Thank you for your question and congratulations on your wife's
pregnancy. Please note that any information I can provide is no
substitute for direct medical evaluation and advice.
There is only one report in the medical literature that addresses the
question of brain asymmetry detected on ultrasound:
Hering-Hanit R. Achiron R. Lipitz S. Achiron A. Asymmetry of fetal
cerebral hemispheres: in utero ultrasound study. Archives of Disease
in Childhood Fetal & Neonatal Edition. 85(3):F194-6, 2001 Nov.
Here is the abstract:
"BACKGROUND: Slight morphological asymmetry of the cerebral
hemispheres has been observed in fetal and newborn brains. In adults,
sex differences in hemispheric asymmetry have also been reported.
OBJECTIVE: To establish whether cerebral hemisphere asymmetry
correlates with sex in fetuses. METHODS: Left-right cerebral
hemisphere asymmetry, and the correlation with sex, were studied in 51
male and 51 female fetuses of 20-22 weeks gestation, using diagnostic
ultrasound scanning. RESULTS: A total of 102 fetuses were examined.
The diameter of the left hemisphere was larger than that of the right,
in both female and male fetuses. The mean (SEM) diameter of the left
hemisphere was 2.804 (0.174) cm in female fetuses and 2.781 (0.287) cm
in male fetuses; the corresponding values for the right hemisphere
were 2.627 (0.192) cm and 2.681 (0.267) cm. There was no sex related
difference between hemispheric diameters. The interhemispheric
difference was significant for both sexes: male fetuses, p = 0.017;
female fetuses, p = 0.016. CONCLUSIONS: Left-right fetal brain
asymmetry, as measured by in utero ultrasound examination, is apparent
at 20-22 weeks gestation regardless of sex."
This paper examined the differences between the sizes of the brain
hemispheres in male and female fetuses between 20-22 weeks gestation,
which is relevant to the gestational age of your wife's pregnancy.
Although brain asymmetry at this gestational age is well known, the
study did not find a difference in the degree of the asymmetry between
male and female fetuses.
I do wonder if the values you state are correct and if they were
measured correctly. In the study above, the average diameter of the
left hemisphere was found to be 28.04 mm in female fetuses and 27.81
mm in male fetuses. For the right hemisphere females measured 26.27
mm and 26.81 mm. Again, there was a very small asymmetry between left
and right hemispheres in both male and female fetuses, with no
statistical difference between males and females.
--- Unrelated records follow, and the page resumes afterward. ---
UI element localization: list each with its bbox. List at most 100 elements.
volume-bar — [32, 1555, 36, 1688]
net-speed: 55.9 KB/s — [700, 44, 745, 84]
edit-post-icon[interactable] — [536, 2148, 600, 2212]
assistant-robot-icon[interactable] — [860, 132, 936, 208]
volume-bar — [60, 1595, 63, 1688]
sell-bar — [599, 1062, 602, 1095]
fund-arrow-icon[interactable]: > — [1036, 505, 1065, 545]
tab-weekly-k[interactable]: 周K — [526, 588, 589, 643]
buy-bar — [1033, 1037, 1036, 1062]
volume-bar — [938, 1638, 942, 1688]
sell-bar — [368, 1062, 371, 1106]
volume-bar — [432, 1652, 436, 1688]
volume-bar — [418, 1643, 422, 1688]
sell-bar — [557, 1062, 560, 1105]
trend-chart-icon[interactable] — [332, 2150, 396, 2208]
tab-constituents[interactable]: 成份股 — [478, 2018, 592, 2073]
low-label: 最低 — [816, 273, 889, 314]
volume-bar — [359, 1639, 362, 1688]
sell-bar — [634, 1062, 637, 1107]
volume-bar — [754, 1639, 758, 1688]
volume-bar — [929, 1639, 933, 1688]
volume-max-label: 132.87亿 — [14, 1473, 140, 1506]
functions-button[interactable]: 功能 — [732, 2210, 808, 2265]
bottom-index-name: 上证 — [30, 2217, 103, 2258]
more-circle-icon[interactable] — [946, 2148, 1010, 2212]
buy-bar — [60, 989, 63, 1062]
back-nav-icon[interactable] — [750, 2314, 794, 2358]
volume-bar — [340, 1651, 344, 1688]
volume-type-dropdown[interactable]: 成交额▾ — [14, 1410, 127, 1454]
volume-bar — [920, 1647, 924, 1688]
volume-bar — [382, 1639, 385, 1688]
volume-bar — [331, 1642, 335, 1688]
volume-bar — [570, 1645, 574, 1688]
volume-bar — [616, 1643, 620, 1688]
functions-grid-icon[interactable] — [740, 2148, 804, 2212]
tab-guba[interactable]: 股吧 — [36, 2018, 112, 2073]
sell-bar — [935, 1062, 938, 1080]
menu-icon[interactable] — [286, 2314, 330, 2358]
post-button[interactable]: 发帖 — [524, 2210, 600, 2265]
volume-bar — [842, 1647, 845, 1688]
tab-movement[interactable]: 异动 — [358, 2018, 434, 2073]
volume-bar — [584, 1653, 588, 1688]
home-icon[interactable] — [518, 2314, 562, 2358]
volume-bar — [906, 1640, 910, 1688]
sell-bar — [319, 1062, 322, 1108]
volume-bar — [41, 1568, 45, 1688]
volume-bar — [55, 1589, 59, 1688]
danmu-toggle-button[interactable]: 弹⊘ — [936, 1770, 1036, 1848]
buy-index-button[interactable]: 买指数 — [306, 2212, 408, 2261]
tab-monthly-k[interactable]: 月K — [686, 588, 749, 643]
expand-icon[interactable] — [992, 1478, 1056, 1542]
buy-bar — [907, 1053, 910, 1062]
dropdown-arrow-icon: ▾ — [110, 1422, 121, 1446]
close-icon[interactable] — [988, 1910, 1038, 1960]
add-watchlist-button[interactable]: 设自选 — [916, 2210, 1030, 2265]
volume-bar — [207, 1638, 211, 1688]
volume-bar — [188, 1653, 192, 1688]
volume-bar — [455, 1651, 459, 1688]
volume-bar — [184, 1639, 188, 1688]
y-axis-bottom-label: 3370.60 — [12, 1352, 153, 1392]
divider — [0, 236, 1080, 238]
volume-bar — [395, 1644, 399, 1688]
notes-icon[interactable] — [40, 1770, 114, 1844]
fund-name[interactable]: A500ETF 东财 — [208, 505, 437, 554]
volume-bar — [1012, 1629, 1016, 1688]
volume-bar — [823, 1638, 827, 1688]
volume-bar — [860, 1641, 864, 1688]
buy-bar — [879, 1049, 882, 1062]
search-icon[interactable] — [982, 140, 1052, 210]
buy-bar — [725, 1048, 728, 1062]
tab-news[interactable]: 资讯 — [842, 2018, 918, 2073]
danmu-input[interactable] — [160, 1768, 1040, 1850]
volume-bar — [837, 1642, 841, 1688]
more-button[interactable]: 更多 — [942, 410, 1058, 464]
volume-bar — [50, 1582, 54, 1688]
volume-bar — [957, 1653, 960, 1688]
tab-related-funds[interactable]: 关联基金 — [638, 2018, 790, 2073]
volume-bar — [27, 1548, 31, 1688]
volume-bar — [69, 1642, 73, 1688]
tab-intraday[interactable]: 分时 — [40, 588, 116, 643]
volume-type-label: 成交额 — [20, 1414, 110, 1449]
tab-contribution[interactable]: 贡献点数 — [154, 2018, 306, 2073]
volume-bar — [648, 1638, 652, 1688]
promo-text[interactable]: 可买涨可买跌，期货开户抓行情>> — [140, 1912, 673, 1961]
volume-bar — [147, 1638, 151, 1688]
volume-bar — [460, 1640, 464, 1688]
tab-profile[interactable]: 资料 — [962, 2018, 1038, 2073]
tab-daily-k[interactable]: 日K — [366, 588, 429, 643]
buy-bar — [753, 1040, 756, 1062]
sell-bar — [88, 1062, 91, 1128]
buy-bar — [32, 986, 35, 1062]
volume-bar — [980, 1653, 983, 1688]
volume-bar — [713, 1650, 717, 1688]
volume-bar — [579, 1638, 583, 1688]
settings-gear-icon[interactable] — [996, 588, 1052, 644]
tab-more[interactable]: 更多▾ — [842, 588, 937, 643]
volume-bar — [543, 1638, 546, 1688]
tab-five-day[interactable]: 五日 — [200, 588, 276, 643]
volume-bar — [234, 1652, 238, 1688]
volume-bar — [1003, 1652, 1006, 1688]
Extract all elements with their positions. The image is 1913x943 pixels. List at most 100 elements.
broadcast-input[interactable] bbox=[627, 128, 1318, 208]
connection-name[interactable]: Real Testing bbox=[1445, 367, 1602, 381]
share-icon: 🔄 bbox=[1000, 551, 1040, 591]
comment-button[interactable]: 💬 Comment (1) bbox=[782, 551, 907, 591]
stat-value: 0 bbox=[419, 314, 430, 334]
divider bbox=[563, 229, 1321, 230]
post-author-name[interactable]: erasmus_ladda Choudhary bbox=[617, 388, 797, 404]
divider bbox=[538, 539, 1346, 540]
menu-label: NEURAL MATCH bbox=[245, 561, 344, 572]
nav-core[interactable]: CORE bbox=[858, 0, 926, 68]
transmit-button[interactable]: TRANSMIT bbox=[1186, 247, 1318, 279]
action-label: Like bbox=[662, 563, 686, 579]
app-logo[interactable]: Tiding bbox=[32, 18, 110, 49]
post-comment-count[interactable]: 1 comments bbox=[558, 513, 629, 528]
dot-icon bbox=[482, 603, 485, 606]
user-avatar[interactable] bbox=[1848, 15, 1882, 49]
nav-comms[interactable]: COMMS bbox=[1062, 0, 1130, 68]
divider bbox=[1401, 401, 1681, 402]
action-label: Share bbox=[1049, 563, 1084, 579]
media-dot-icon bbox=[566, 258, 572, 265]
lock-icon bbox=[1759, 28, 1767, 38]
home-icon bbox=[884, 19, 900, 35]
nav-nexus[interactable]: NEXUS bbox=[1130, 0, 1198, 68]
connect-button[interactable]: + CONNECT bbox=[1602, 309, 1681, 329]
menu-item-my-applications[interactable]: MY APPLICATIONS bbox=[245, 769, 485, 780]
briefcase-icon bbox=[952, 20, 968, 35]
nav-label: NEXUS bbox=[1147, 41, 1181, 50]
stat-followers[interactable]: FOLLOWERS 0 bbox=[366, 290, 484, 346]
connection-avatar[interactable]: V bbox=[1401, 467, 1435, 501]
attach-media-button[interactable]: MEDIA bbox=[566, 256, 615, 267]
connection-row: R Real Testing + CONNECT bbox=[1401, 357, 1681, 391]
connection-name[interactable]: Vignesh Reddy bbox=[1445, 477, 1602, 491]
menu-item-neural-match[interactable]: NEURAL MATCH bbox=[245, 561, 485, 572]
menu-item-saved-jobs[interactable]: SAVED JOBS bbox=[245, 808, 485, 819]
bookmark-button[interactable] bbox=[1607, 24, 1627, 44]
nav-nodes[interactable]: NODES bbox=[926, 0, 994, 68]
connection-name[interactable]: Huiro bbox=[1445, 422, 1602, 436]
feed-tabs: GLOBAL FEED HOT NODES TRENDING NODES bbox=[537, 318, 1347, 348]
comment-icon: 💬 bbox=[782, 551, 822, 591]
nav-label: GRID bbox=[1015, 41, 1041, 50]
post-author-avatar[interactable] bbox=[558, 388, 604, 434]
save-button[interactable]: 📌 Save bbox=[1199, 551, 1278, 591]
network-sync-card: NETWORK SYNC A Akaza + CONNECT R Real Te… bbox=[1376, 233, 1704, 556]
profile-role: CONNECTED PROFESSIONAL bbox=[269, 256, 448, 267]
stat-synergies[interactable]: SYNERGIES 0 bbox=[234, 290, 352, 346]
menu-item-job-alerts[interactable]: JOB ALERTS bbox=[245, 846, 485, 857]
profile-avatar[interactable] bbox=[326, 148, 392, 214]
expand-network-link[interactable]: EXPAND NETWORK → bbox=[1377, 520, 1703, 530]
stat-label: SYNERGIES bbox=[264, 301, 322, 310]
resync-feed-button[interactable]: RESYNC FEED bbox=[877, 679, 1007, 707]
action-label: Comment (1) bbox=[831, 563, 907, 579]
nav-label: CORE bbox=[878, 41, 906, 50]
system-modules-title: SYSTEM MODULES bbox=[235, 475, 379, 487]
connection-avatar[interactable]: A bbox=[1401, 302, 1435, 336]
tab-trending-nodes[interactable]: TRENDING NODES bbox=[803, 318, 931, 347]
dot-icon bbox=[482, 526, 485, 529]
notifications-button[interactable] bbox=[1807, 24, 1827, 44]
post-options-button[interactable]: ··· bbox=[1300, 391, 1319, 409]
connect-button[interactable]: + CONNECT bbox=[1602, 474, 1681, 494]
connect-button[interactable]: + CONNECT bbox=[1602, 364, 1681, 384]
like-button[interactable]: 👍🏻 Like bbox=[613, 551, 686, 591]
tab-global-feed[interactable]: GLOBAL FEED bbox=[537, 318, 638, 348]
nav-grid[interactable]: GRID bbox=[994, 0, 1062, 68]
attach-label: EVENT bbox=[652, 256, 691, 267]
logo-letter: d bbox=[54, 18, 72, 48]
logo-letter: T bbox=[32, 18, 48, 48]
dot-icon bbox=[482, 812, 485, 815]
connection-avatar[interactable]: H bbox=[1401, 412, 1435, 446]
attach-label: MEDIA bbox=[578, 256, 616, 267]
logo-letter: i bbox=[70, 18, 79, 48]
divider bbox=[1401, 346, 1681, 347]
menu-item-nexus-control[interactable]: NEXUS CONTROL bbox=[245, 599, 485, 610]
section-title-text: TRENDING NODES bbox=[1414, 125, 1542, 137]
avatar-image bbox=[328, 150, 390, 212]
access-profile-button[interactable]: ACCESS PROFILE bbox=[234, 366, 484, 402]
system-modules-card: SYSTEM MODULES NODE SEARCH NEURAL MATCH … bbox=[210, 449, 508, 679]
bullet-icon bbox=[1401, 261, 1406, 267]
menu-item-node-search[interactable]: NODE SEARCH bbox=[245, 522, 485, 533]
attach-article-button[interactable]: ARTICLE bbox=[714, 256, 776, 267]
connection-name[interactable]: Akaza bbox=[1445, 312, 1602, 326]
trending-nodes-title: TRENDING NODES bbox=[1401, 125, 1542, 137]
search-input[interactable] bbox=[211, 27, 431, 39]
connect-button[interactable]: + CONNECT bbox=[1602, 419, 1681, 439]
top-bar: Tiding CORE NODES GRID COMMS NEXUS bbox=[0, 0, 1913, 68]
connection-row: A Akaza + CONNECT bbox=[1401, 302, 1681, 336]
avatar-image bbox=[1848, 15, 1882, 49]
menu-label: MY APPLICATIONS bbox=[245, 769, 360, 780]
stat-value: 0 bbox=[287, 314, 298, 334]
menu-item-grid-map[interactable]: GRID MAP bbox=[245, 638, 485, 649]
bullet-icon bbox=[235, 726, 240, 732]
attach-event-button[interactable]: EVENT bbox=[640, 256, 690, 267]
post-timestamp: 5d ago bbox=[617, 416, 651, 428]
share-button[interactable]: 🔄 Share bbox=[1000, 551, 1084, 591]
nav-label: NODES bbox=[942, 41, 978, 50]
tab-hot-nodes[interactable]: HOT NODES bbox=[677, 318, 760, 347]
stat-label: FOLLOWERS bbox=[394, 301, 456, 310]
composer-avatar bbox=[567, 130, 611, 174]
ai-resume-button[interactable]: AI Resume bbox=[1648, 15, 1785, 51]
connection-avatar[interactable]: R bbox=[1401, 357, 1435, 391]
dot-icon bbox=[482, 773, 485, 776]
What concerns me
about the numbers you give is that they are significantly lower than
the diameters quoted in this study. It may be that they were measured
in a nonstandard way or that they are indeed accurate. If this is the
case, then the real question of concern is not asymmetry of the left
and right hemispheres, but the overall size of the fetal brain. The
biparietal diameter (distance across the center of the brain) at 22
weeks should be roughly 57mm (see Table 1 from this paper - free full
text is at this link):
Before getting too concerned, one must determine if the numbers you
give are accurate and if they were measured in a standard fashion. A
repeat ultrasound may be needed to verify the numbers. Inaccurate
measurements can result simply from not being able to get a good view
of the fetus for a variety of reasons.
Small fetal brain (called microcephaly) is an uncommon disorder,
usually the result of a complex genetic abnormality, and is usually
diagnosed around the 28th week. Here are two papers discussing
prenatal microcephaly, which I cite primarily to document how rare the
den Hollander NS. Wessels MW. Los FJ. Ursem NT. Niermeijer MF.
Wladimiroff JW. Congenital microcephaly detected by prenatal
ultrasound: genetic aspects and clinical significance. Ultrasound in
Obstetrics & Gynecology. 15(4):282-7, 2000 Apr.
Dahlgren L. Wilson RD. Prenatally diagnosed microcephaly: a review of
etiologies. Fetal Diagnosis & Therapy. 16(6):323-6, 2001 Nov-Dec.
Both papers are available for a fee online from the above links, but I
would not recommend reading them until you actually have a diagnosis.
Doing so would only serve to cause undo stress and anxiety.
Before making any decisions or performing any invasive tests, the next
step at this point would obviously be to verify the numbers you state
in your question. If they agree with the ones reported by your wife's
ultrasound, then I would recommend a repeat ultrasound. It is more
likely than not that the numbers are inaccurate based on the first
study above and the rarity of microcephaly.
I hope this information was helpful. Please feel free to ask for clarification.